Mr. Harrison added that developing an organized, streamlined certification process for the alternative fuel is a collaborative effort involving a team from AFRL, the Air Force Materiel Command Engineering Office and Aeronautical Systems Center.

The Air Force is also looking for full interchangeability in the marketplace, and, Mr. Harrison said the certification will be on the 50-50 blend.

"However, we will keep researching the possibility of increasing the blend ratio as well, and with the successful flight tests and the preliminary data, we know we have a proven range that works," Mr. Harrison said.

"With the 50-50 blend, we took a very conservative and methodical approach to the research, allowing ourselves the best options," he said. "The 50-50 blend is the closest to the JP-8 fuel that is currently used."

In addition to the fuel certification, AFRL is continuing to research the suitability of using Fischer-Tropsch fuels in other military aircraft applications such as hypersonics and unmanned aerial vehicles.

Through these efforts, the Air Force has taken an innovative approach to find domestically-produced alternative fuels that will lead to greater fuel efficiency and help alleviate dependence on foreign energy sources.

In an official letter to Airmen in September, Secretary of the Air Force Michael W. Wynne stated that energy independence is a key element to ensuring the United States' economic and national security, and an assured domestic supply of fuel and an aggressive energy conservation plan will benefit the entire Air Force.

Along with the assured domestic supply, alternative fuels are also very clean, reducing emissions and particulates in the air. Mr. Harrison points out that one major advantage to the Fischer-Tropsch process is that it removes the aromatic compounds and sulfur from the fuel. 

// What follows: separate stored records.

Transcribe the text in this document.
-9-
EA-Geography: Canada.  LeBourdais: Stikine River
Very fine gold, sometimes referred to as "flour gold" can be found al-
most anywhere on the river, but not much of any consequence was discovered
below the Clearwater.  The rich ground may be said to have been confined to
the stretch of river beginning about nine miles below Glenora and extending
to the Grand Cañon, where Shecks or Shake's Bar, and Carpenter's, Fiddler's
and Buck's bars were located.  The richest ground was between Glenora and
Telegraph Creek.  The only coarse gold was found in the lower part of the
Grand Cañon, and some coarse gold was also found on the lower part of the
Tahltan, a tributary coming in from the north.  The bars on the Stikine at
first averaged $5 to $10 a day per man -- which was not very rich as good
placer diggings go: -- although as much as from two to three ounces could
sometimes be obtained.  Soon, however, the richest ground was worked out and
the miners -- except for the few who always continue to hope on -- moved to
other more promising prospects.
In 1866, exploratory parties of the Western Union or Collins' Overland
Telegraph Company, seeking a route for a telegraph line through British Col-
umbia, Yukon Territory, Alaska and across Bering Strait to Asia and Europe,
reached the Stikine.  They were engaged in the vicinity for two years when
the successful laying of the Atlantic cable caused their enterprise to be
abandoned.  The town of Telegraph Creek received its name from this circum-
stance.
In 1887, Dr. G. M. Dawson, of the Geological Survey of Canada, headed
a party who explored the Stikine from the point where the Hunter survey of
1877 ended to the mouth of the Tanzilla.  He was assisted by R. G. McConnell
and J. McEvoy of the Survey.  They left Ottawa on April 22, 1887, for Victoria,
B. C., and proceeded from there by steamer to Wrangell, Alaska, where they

"It is a very clean fuel that will lead to a reduction in aircraft emissions," Mr. Harrison said. "During the research with the T63 turbine engine testing, we found that even low amounts of the (Fischer-Tropsch) fuel, when blended with JP-8, significantly reduced exhaust emission particulates."

Research has shown that the alternative fuel has excellent low temperature properties, which can help improve capacity for flying at higher altitudes, and has increased fuel thermal stability, which allows development of more fuel efficient propulsion systems.

"We are looking at coal as the most attractive option at this point, because it is viable both technically and economically, with vast resources available domestically," Mr. Harrison said. "An added benefit is that the plants that produce the synthetic fuel can also produce electricity as a by product of the process at the same time, which is a very beneficial commonality."

Plans for a B-52 flight demo using synthetic fuel in all eight engines are under way and could occur in 2006.